Proof for the second implication : Suppose $\lim_{k \to \infty} \sqrt{|x_1^{(k)}-x_1|^2+|x_2^{(k)}-x_2|^2+\cdots +|x_n^{(k)}-x_n|^2}=0$, i.e, the sequence $(x_1^{(k)},x_2^{(k)},\cdots, x_n^{(k)})_{k \to \infty}\to(x_1,x_2,\cdots, x_n)$
By the CS-inequality, $n{\sum a_i^2}\geq (\sum a_i)^2 $ so that $$\sqrt{|x_1^{(k)}-x_1|^2+|x_2^{(k)}-x_2|^2+\cdots +|x_n^{(k)}-x_n|^2} \geq \frac{|x_1^{(k)}-x_1|+\cdots + |x_n^{(k)}-x_n|}{n}\geq 0$$ and by the Squeeze Theorem $\frac{1}{n}\lim_{k \to \infty} ||x_1^{(k)}-x_1|+\cdots +|x_n^{(k)}-x_n||=0$ which gives the desired conclusion.

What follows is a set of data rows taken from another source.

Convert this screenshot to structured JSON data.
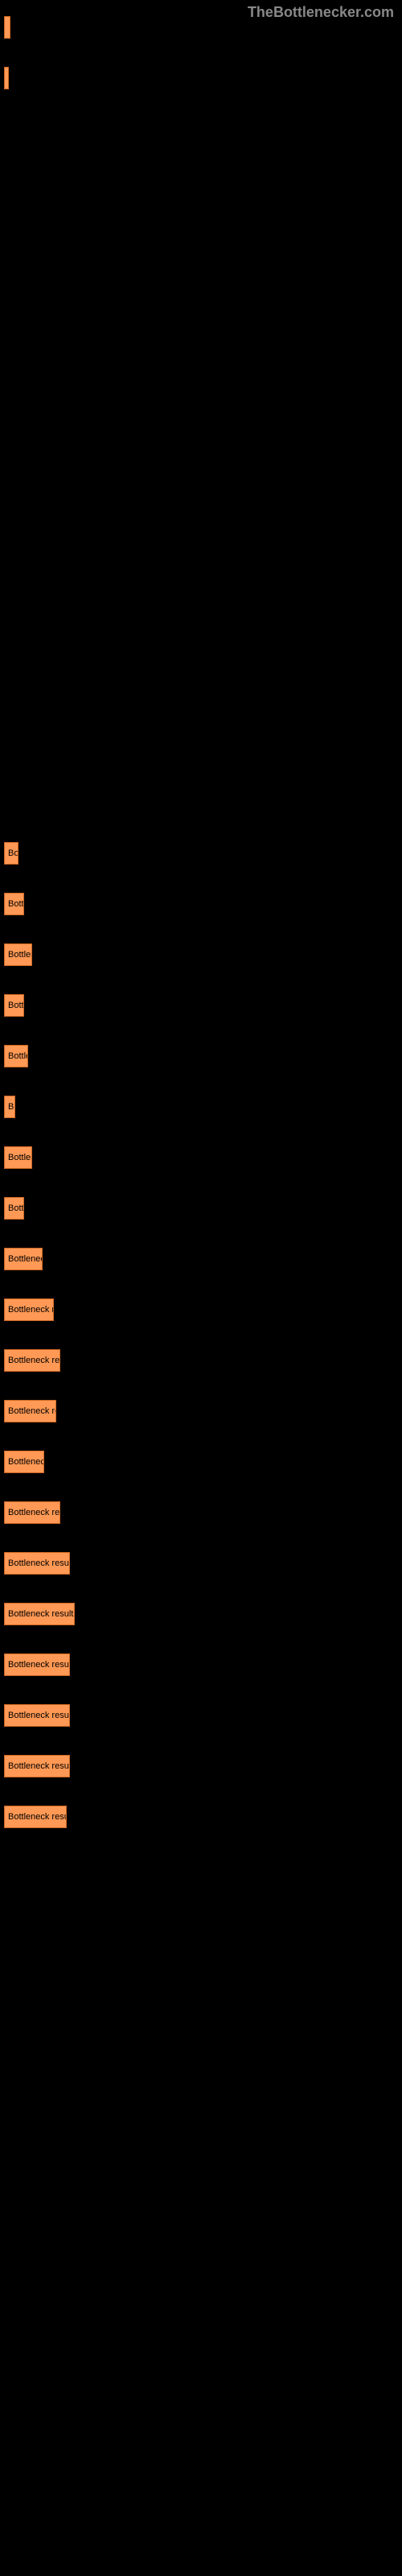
{
  "watermark": "TheBottlenecker.com",
  "chart": {
    "type": "bar",
    "background_color": "#000000",
    "bar_color": "#ff9955",
    "bar_border_color": "#cc6622",
    "text_color": "#000000",
    "font_size": 11,
    "bars": [
      {
        "width": 8,
        "label": ""
      },
      {
        "width": 4,
        "label": ""
      }
    ],
    "spacer_after_top": true,
    "main_bars": [
      {
        "width": 18,
        "label": "Bo"
      },
      {
        "width": 25,
        "label": "Bott"
      },
      {
        "width": 35,
        "label": "Bottlene"
      },
      {
        "width": 25,
        "label": "Bott"
      },
      {
        "width": 30,
        "label": "Bottle"
      },
      {
        "width": 14,
        "label": "B"
      },
      {
        "width": 35,
        "label": "Bottlene"
      },
      {
        "width": 25,
        "label": "Bottl"
      },
      {
        "width": 48,
        "label": "Bottleneck r"
      },
      {
        "width": 62,
        "label": "Bottleneck re"
      },
      {
        "width": 70,
        "label": "Bottleneck resu"
      },
      {
        "width": 65,
        "label": "Bottleneck res"
      },
      {
        "width": 50,
        "label": "Bottleneck"
      },
      {
        "width": 70,
        "label": "Bottleneck resu"
      },
      {
        "width": 82,
        "label": "Bottleneck result"
      },
      {
        "width": 88,
        "label": "Bottleneck results"
      },
      {
        "width": 82,
        "label": "Bottleneck result"
      },
      {
        "width": 82,
        "label": "Bottleneck result"
      },
      {
        "width": 82,
        "label": "Bottleneck result"
      },
      {
        "width": 78,
        "label": "Bottleneck resul"
      }
    ]
  }
}
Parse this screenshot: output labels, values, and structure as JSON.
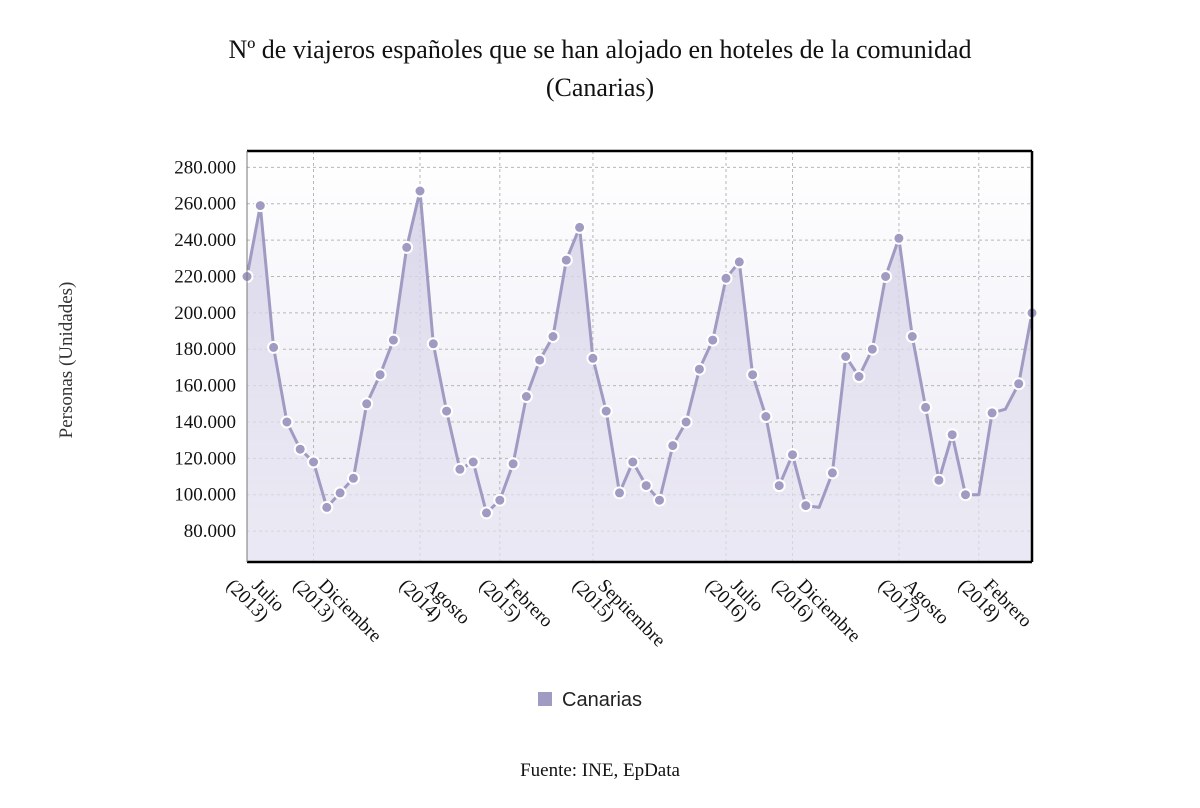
{
  "chart_data": {
    "type": "area",
    "title_lines": [
      "Nº de viajeros españoles que se han alojado en hoteles de la comunidad",
      "(Canarias)"
    ],
    "ylabel": "Personas (Unidades)",
    "ylim": [
      63000,
      289000
    ],
    "yticks": [
      80000,
      100000,
      120000,
      140000,
      160000,
      180000,
      200000,
      220000,
      240000,
      260000,
      280000
    ],
    "ytick_labels": [
      "80.000",
      "100.000",
      "120.000",
      "140.000",
      "160.000",
      "180.000",
      "200.000",
      "220.000",
      "240.000",
      "260.000",
      "280.000"
    ],
    "x_labels": [
      {
        "index": 0,
        "lines": [
          "Julio",
          "(2013)"
        ]
      },
      {
        "index": 5,
        "lines": [
          "Diciembre",
          "(2013)"
        ]
      },
      {
        "index": 13,
        "lines": [
          "Agosto",
          "(2014)"
        ]
      },
      {
        "index": 19,
        "lines": [
          "Febrero",
          "(2015)"
        ]
      },
      {
        "index": 26,
        "lines": [
          "Septiembre",
          "(2015)"
        ]
      },
      {
        "index": 36,
        "lines": [
          "Julio",
          "(2016)"
        ]
      },
      {
        "index": 41,
        "lines": [
          "Diciembre",
          "(2016)"
        ]
      },
      {
        "index": 49,
        "lines": [
          "Agosto",
          "(2017)"
        ]
      },
      {
        "index": 55,
        "lines": [
          "Febrero",
          "(2018)"
        ]
      }
    ],
    "grid": true,
    "legend_position": "bottom",
    "series": [
      {
        "name": "Canarias",
        "color": "#a09bc2",
        "values": [
          220000,
          259000,
          181000,
          140000,
          125000,
          118000,
          93000,
          101000,
          109000,
          150000,
          166000,
          185000,
          236000,
          267000,
          183000,
          146000,
          114000,
          118000,
          90000,
          97000,
          117000,
          154000,
          174000,
          187000,
          229000,
          247000,
          175000,
          146000,
          101000,
          118000,
          105000,
          97000,
          127000,
          140000,
          169000,
          185000,
          219000,
          228000,
          166000,
          143000,
          105000,
          122000,
          94000,
          93000,
          112000,
          176000,
          165000,
          180000,
          220000,
          241000,
          187000,
          148000,
          108000,
          133000,
          100000,
          100000,
          145000,
          147000,
          161000,
          200000
        ],
        "markers": [
          true,
          true,
          true,
          true,
          true,
          true,
          true,
          true,
          true,
          true,
          true,
          true,
          true,
          true,
          true,
          true,
          true,
          true,
          true,
          true,
          true,
          true,
          true,
          true,
          true,
          true,
          true,
          true,
          true,
          true,
          true,
          true,
          true,
          true,
          true,
          true,
          true,
          true,
          true,
          true,
          true,
          true,
          true,
          false,
          true,
          true,
          true,
          true,
          true,
          true,
          true,
          true,
          true,
          true,
          true,
          false,
          true,
          false,
          true,
          true
        ]
      }
    ],
    "source": "Fuente: INE, EpData"
  }
}
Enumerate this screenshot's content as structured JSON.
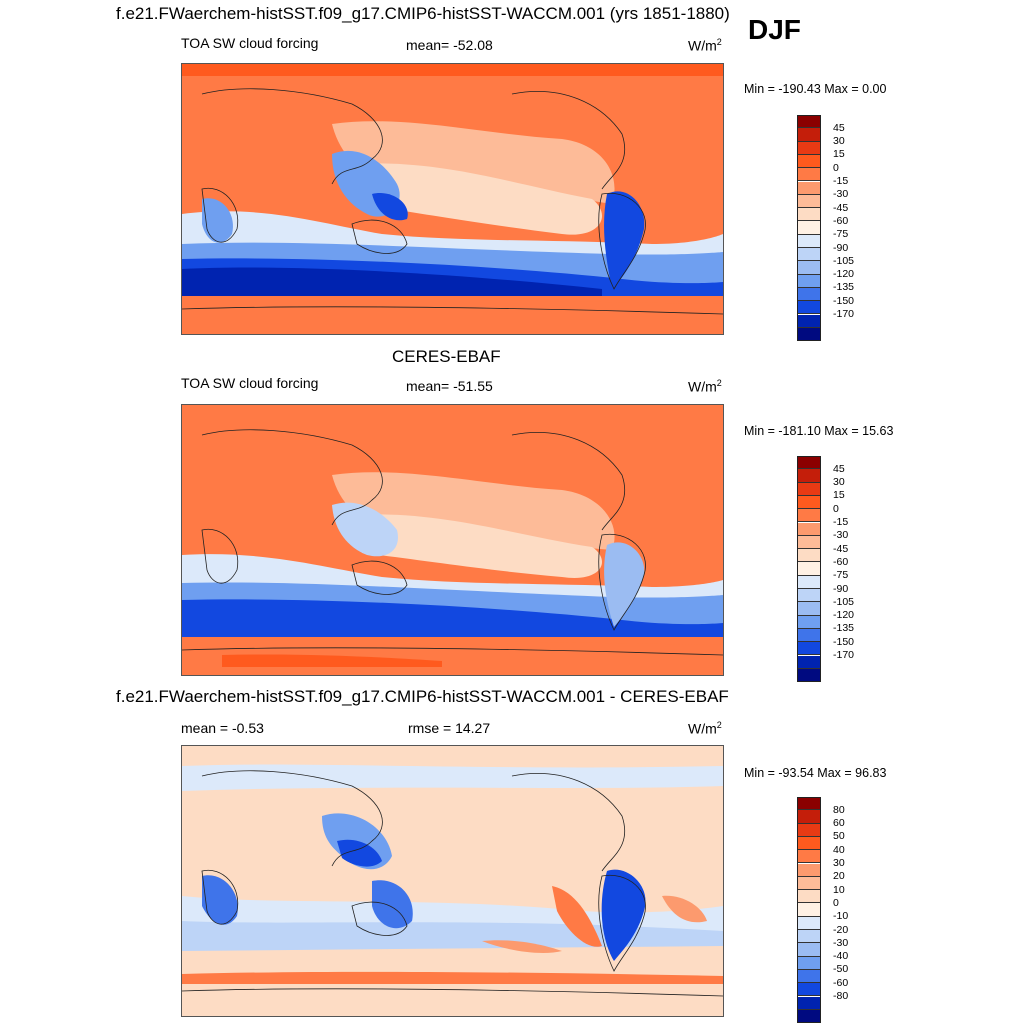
{
  "header": {
    "case_title": "f.e21.FWaerchem-histSST.f09_g17.CMIP6-histSST-WACCM.001 (yrs 1851-1880)",
    "season": "DJF"
  },
  "panel1": {
    "variable": "TOA SW cloud forcing",
    "mean_text": "mean= -52.08",
    "units": "W/m",
    "units_sup": "2",
    "minmax": "Min = -190.43 Max =   0.00"
  },
  "panel2": {
    "title": "CERES-EBAF",
    "variable": "TOA SW cloud forcing",
    "mean_text": "mean= -51.55",
    "units": "W/m",
    "units_sup": "2",
    "minmax": "Min = -181.10 Max =  15.63"
  },
  "panel3": {
    "title": "f.e21.FWaerchem-histSST.f09_g17.CMIP6-histSST-WACCM.001 - CERES-EBAF",
    "mean_text": "mean =  -0.53",
    "rmse_text": "rmse =  14.27",
    "units": "W/m",
    "units_sup": "2",
    "minmax": "Min = -93.54 Max =  96.83"
  },
  "chart_data": [
    {
      "type": "heatmap",
      "title": "TOA SW cloud forcing",
      "mean": -52.08,
      "min": -190.43,
      "max": 0.0,
      "colorbar_levels": [
        45,
        30,
        15,
        0,
        -15,
        -30,
        -45,
        -60,
        -75,
        -90,
        -105,
        -120,
        -135,
        -150,
        -170
      ],
      "colorbar_colors": [
        "#8b0000",
        "#c41e0a",
        "#e83a14",
        "#ff5a1e",
        "#ff7a45",
        "#fc9a6e",
        "#fdbb98",
        "#fddcc4",
        "#fff1e4",
        "#dce9fa",
        "#bdd4f7",
        "#9bbcf2",
        "#6f9ff0",
        "#3f74ea",
        "#1248e0",
        "#0023b0",
        "#000a80"
      ]
    },
    {
      "type": "heatmap",
      "title": "CERES-EBAF",
      "mean": -51.55,
      "min": -181.1,
      "max": 15.63,
      "colorbar_levels": [
        45,
        30,
        15,
        0,
        -15,
        -30,
        -45,
        -60,
        -75,
        -90,
        -105,
        -120,
        -135,
        -150,
        -170
      ],
      "colorbar_colors": [
        "#8b0000",
        "#c41e0a",
        "#e83a14",
        "#ff5a1e",
        "#ff7a45",
        "#fc9a6e",
        "#fdbb98",
        "#fddcc4",
        "#fff1e4",
        "#dce9fa",
        "#bdd4f7",
        "#9bbcf2",
        "#6f9ff0",
        "#3f74ea",
        "#1248e0",
        "#0023b0",
        "#000a80"
      ]
    },
    {
      "type": "heatmap",
      "title": "f.e21.FWaerchem-histSST.f09_g17.CMIP6-histSST-WACCM.001 - CERES-EBAF",
      "mean": -0.53,
      "rmse": 14.27,
      "min": -93.54,
      "max": 96.83,
      "colorbar_levels": [
        80,
        60,
        50,
        40,
        30,
        20,
        10,
        0,
        -10,
        -20,
        -30,
        -40,
        -50,
        -60,
        -80
      ],
      "colorbar_colors": [
        "#8b0000",
        "#c41e0a",
        "#e83a14",
        "#ff5a1e",
        "#ff7a45",
        "#fc9a6e",
        "#fdbb98",
        "#fddcc4",
        "#fff1e4",
        "#dce9fa",
        "#bdd4f7",
        "#9bbcf2",
        "#6f9ff0",
        "#3f74ea",
        "#1248e0",
        "#0023b0",
        "#000a80"
      ]
    }
  ]
}
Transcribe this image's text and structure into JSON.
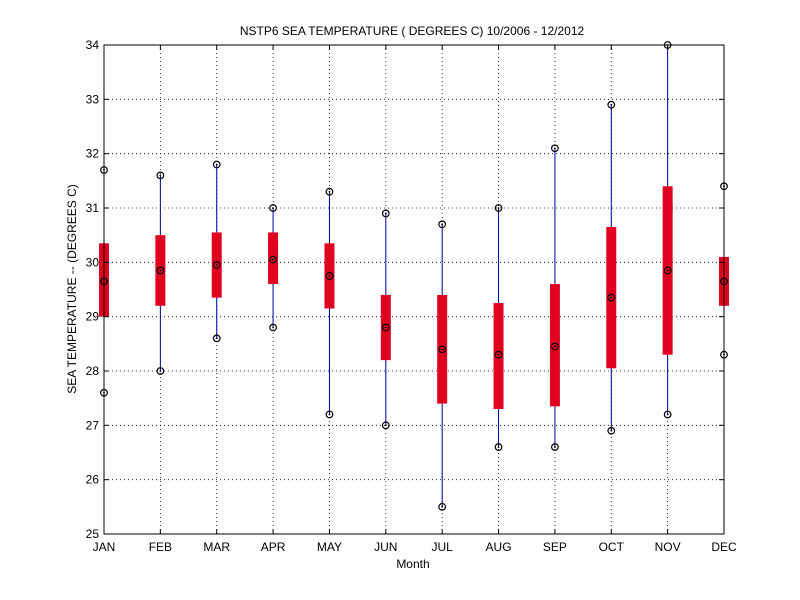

I would be thankful if you check this proof and also suggest whether i should start with metric spaces or abstract algebra thoroughly. Thanks.
Take $x \in \mathbb{R}^n$, $x=(x_1,\ldots,x_n)$. As you said, by Cauchy-Scharz inequality for one side, and by looking a bit closer for the other side, one can show that \begin{align} \frac{1}{n}\|x\|_1 \leqslant \|x\|_2 \leqslant \sqrt{n}\|x\|_1 \end{align} Say $(x_k)$ is a sequence and $x_{\infty}$ a point. Then \begin{align} \frac{1}{n}\|x_k-x_{\infty}\|_1 \leqslant \|x_k-x_{\infty}\|_2 \leqslant \sqrt{n}\|x_k-x_{\infty}\|_1 \end{align} You can conclude from that the following \begin{align} \|x_k-x_{\infty}\|_1 \to_{k\to\infty} 0 \iff \|x_k-x_{\infty}\|_2 \to_{k\to \infty} 0 \end{align} That is, $(x_k)$ converges to $x_{\infty}$ in $d_1$ if and only if it converges to $x_{\infty}$ in $d_2$.
In fact, Riesz's theorem states that for a finite dimensional vector spaces, all norms are equivalent, so this is true for every distance defined by a norm in $\mathbb{R}^n$.